Chaired by the Minister for Human Rights, Lord Ahmad of Wimbledon, the discussion centred on how people of faith were both integral to ending the pandemic and often among the most vulnerable.
“As the coronavirus pandemic continues to have an unprecedented impact on communities around the world, we know — more than ever — that we will only succeed in fighting it if we do so together,” Lord Ahmad said.
“That is why I am hugely grateful to our faith leaders and faith-based charities who are doing so much to tackle the virus’s devastating spread, by providing support and advice for the most vulnerable. Today, I repeated our commitment to work alongside them to fight this disease, and to gain their insights and advice on what more can be done.”
The Prime Minister’s special envoy for freedom of religion and belief, Rehman Chishti, said that, in some countries, people of minority-faith backgrounds were more vulnerable to the “secondary effects” of Covid-19. “I stand with faith leaders and faith-based organisations as we work together to help communities in need,” he said.
Charities, including Christian Aid, Tearfund, and World Vision, are working with refugees and the poor around the world who face increased danger because of the virus. In poorer nations, lockdowns have prevented people from working and families from feeding themselves.
Christian Aid’s emergency Covid-19 appeal states that the money raised will, in part, be used to help their trusted faith-leader partners around the world inform people about the risks of the coronavirus, and train their communities in hygiene measures, besides providing food and other essentials.
This tallies with guidance from the World Health Organization, which said, at the start of the pandemic, that religious institutions had a vital part to play as a “critical link in the safety net for vulnerable people”.

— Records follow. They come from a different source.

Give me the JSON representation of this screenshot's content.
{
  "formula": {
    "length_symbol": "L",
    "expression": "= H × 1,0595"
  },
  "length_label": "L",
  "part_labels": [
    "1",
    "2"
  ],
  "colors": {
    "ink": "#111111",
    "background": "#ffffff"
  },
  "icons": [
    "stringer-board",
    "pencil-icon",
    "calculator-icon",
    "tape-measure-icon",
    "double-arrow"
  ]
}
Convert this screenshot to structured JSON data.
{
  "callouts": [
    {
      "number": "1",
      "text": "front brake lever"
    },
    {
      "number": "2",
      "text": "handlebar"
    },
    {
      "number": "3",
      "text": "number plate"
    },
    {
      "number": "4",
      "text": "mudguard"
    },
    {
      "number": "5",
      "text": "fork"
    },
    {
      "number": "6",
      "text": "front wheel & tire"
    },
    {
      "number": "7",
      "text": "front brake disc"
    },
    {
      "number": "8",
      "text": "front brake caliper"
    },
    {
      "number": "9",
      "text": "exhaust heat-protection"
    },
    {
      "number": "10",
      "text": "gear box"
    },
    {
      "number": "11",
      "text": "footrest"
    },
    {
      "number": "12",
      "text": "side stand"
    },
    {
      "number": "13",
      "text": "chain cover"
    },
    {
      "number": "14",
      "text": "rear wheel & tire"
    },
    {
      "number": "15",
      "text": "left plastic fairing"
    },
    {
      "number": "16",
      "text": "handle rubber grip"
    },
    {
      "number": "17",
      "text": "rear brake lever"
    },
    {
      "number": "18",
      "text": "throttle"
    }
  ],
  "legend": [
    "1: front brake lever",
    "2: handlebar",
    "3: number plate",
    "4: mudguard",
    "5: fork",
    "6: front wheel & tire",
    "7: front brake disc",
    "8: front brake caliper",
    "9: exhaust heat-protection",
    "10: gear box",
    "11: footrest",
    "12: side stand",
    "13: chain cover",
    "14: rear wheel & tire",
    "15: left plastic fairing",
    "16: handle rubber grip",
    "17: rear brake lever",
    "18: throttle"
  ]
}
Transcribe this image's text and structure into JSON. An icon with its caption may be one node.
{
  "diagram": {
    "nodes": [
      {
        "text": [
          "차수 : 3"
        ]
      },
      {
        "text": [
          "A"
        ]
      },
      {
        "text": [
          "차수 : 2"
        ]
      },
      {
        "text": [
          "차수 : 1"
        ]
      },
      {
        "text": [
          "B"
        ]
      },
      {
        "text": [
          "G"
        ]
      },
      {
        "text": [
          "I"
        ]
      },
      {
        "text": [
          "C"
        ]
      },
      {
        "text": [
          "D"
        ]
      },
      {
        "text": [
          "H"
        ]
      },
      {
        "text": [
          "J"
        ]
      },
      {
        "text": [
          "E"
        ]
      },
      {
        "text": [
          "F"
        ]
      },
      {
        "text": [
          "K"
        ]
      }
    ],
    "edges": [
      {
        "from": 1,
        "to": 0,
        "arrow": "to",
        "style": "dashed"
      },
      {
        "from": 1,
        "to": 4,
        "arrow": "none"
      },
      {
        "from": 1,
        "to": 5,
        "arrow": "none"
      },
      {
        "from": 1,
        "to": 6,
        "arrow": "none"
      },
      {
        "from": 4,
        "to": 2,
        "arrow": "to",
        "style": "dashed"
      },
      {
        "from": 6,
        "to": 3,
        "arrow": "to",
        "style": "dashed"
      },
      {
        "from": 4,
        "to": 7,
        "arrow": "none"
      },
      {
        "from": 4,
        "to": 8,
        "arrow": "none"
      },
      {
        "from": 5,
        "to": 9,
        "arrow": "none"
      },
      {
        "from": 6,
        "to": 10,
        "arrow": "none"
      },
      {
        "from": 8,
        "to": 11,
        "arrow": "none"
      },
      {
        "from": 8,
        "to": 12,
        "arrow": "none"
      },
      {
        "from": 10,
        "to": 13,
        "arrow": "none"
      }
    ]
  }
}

“Religious leaders are integrated into their communities through service and compassionate networks and are often able to reach the most vulnerable with assistance and health information and identify those most in need,” the document notes.
In a joint statement with Islamic Relief and the Roman Catholic development charity CAFOD — also present at the meeting — the agencies said: “We know from our long experience working with some of the world’s poorest communities that trusted faith leaders will be crucial for raising awareness and challenging misinformation among those most vulnerable during this pandemic.
“Faith leaders are rooted in their communities and understand their challenges and needs. We hope that the Government will understand this, and work more closely and meaningfully with faith institutions who are part of the front line in tackling this pandemic.”